“Too much talking”, “diabolical acting” - harsh words from a couple of fellow spectators at the opening night of a macabre drama.
The Ripper Files, at the Pomegranate Theatre, Chesterfield, this week is a strange beast which divides audience opinion as to its merits.
Stomach-churning descriptions of women being mutilated by Jack the Ripper give it the shock factor. Yet the text is a fine example of how words can paint a powerful picture of horrific crime, without the need for gallons of blood sloshing around the stage.
Amid the horror are flashes of humour, provided by characterisations of ladies of the night, who were the Ripper’s prey, and witnesses ranging from a morose horseman to Irish night-watchman.
David Gilbrook shines in the leading role of Charles Lestrange, an engaging former inspector assigned to the Ripper case who is carving out a living on the lecture circuit. He takes the audience on a lengthy journey through the Ripper’s haunts, sharing a tremendous amount of detail in a performance which barely sees him off stage for a minute.

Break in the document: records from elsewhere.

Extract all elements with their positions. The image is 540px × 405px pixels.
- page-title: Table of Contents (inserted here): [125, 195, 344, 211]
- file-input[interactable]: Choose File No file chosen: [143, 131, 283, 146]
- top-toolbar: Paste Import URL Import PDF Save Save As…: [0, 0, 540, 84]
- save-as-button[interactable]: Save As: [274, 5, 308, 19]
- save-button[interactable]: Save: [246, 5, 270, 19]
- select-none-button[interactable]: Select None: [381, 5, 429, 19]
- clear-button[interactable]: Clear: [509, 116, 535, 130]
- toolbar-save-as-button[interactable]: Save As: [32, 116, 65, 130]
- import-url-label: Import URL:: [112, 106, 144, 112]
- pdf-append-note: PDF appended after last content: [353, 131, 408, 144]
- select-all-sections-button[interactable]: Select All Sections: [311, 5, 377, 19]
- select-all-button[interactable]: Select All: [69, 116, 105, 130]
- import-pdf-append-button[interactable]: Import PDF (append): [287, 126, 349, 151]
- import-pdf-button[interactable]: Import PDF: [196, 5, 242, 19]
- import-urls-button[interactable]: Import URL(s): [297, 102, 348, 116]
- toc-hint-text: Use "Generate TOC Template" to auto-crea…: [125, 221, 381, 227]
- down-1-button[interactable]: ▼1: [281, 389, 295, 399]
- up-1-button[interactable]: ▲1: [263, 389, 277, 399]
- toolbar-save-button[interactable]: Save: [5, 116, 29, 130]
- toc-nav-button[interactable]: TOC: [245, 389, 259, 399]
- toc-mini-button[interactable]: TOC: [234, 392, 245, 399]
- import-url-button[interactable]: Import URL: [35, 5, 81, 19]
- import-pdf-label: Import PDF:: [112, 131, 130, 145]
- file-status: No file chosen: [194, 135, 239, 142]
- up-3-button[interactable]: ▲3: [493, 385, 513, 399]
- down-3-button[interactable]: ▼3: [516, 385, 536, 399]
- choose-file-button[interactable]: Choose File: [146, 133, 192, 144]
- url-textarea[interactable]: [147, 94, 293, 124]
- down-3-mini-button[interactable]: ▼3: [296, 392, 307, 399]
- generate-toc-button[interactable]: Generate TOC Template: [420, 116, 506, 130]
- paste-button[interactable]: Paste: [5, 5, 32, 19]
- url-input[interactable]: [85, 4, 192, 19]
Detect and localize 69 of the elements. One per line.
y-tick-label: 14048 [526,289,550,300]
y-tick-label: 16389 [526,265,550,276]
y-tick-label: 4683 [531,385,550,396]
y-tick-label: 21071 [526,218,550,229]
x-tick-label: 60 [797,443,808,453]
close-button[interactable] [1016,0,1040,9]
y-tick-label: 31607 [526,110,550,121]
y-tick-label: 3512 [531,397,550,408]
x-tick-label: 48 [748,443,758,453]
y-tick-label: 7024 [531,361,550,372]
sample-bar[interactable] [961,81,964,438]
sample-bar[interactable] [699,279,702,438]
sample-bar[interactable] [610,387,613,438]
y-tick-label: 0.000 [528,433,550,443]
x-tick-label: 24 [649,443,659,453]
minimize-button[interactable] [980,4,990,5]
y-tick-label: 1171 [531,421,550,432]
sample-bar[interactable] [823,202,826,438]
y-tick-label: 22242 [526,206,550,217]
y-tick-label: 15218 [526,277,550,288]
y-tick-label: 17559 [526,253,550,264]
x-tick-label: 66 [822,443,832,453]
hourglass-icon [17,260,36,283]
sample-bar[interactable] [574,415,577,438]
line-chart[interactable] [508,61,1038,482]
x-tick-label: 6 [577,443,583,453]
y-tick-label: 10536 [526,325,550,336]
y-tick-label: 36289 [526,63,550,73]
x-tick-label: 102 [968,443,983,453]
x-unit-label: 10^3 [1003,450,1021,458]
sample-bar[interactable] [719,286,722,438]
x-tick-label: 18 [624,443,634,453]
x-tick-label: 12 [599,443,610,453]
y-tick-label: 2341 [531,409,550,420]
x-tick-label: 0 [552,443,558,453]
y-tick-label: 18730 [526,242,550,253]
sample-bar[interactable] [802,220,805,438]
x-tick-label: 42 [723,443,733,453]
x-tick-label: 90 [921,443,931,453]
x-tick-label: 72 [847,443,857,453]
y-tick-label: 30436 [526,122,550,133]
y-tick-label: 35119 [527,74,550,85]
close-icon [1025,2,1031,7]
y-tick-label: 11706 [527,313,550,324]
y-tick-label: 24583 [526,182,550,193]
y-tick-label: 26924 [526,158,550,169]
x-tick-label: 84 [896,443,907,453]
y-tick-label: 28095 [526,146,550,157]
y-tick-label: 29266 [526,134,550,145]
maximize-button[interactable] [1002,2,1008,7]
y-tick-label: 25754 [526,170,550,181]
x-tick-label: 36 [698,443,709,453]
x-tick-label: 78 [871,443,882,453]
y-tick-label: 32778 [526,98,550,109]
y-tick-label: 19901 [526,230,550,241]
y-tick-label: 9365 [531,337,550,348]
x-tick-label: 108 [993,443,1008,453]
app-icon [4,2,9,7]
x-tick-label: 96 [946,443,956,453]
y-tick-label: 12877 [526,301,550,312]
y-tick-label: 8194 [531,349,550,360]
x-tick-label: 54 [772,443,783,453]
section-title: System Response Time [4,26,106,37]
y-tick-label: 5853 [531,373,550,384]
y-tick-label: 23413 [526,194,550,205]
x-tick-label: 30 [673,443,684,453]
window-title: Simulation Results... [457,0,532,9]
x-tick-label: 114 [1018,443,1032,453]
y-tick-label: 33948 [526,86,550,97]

He’s aided and abetted by two ex-soap opera escapees, Mark Homer (who played Tony Hills in EastEnders) and Jennifer Biddall (Jessica Harris in Hollyoaks). Their main roles are ex-copper and rising star of music hall who are drafted in to help Lestrange depict the killng spree in Victorian London via a series of vignettes. The pair change accents and personality traits at a rapid pace, some characterisations work, others could have done with extra work on them.
The stage is devoid of lavish trappings, enabling the story telling to fire the audience’s imagination with dramatic lighting and sounds of horses’ hooves and pub revelry adding to the experience.
You can judge for yourself whether the production is a clever piece of theatre or a nightmare on Corporation Street where the drama is running at the Pomegranate Theatre until Saturday, September 14.
Written and directed by John Goodrum and revived by Rumpus Theatre Company after its premiere six years ago, the production relocates to Buxton Opera House on September 27 and 28.